The number of people in the UK seeking gender identity treatments has increased dramatically over the years, and the waiting times to receive these treatments haave also increased.

This weekend, The Guardianpublished research on increases in the number of referrals to the UK’s 14 gender identity clinics in recent years. Some clinics have undergone increases of several hundred percent. 

At London’s Charing Cross, the oldest and largest adult clinic, the number has almost quadrupled in 10 years, from 498 in 2006-07 and 1,892 in 2015-16. At the Tavistock clinic, the only clinic for children and adolescents in England, has experienced an increase of 100 percent in the past year, up from 697 to 1,398 referrals. 

Average waiting times for first seeing a gender identity clinic are about nine months for adults, and half of that for children, but one in six adults wait more than a year, according to The Guardian. The Leeds gender identity clinic estimated that a referral from last October would take four years before their first consultation. 

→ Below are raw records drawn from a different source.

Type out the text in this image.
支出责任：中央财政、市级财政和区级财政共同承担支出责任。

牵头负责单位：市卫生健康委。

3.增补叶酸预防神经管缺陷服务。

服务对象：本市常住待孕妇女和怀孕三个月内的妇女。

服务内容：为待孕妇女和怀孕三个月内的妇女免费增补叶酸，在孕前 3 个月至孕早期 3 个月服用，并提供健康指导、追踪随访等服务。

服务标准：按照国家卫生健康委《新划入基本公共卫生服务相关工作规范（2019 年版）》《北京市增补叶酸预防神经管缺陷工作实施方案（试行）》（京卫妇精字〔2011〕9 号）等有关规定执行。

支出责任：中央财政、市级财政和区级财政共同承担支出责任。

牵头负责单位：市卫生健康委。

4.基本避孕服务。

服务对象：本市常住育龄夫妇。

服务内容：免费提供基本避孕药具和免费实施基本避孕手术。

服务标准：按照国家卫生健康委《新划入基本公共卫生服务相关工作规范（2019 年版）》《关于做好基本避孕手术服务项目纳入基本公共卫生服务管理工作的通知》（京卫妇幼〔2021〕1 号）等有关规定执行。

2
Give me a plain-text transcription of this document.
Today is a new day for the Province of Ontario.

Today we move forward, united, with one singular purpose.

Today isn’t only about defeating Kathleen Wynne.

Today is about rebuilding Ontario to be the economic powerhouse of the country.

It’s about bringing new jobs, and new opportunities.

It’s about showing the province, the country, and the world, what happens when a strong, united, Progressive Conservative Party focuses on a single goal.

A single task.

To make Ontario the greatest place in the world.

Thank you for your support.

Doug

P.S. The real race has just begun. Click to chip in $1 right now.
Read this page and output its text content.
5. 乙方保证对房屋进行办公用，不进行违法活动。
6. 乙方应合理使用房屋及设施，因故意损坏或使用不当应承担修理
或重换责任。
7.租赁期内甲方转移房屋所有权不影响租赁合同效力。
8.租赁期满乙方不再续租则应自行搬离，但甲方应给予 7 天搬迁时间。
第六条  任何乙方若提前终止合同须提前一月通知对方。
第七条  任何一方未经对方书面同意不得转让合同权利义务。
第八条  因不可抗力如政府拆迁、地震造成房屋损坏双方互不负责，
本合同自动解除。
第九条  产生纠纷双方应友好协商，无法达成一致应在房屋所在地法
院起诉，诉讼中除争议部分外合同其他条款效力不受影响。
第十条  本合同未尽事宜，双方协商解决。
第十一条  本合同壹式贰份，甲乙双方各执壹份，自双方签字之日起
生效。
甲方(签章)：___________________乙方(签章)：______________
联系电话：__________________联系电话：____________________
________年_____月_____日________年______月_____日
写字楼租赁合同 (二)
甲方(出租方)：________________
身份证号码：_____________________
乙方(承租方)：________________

Louie Stafford, the trans program coordinator for the LGBT Foundation in Manchester, told The Guardian that such long waiting times are dangerous for trans people seeking gender identity treatment. 

“You’re referred from your GP, there is no contact with any specialists or clinicians until your first appointment at the gender identity clinic. People are completely on their own, sometimes for up to three years, dealing with issues around gender that are potentially life-threatening … It’s not surprising that people get desperate in that timeframe.”

Experts agree that the solution to reducing waiting times would be additional funding for gender identity treatments, and to also find appropriately trained specialists to work at gender identity clinics. 

Stafford told The Guardian, “You can throw all the money you want at a service, but unless you have people who are trained and skilled to work in those areas, you’re not going to improve capacity.”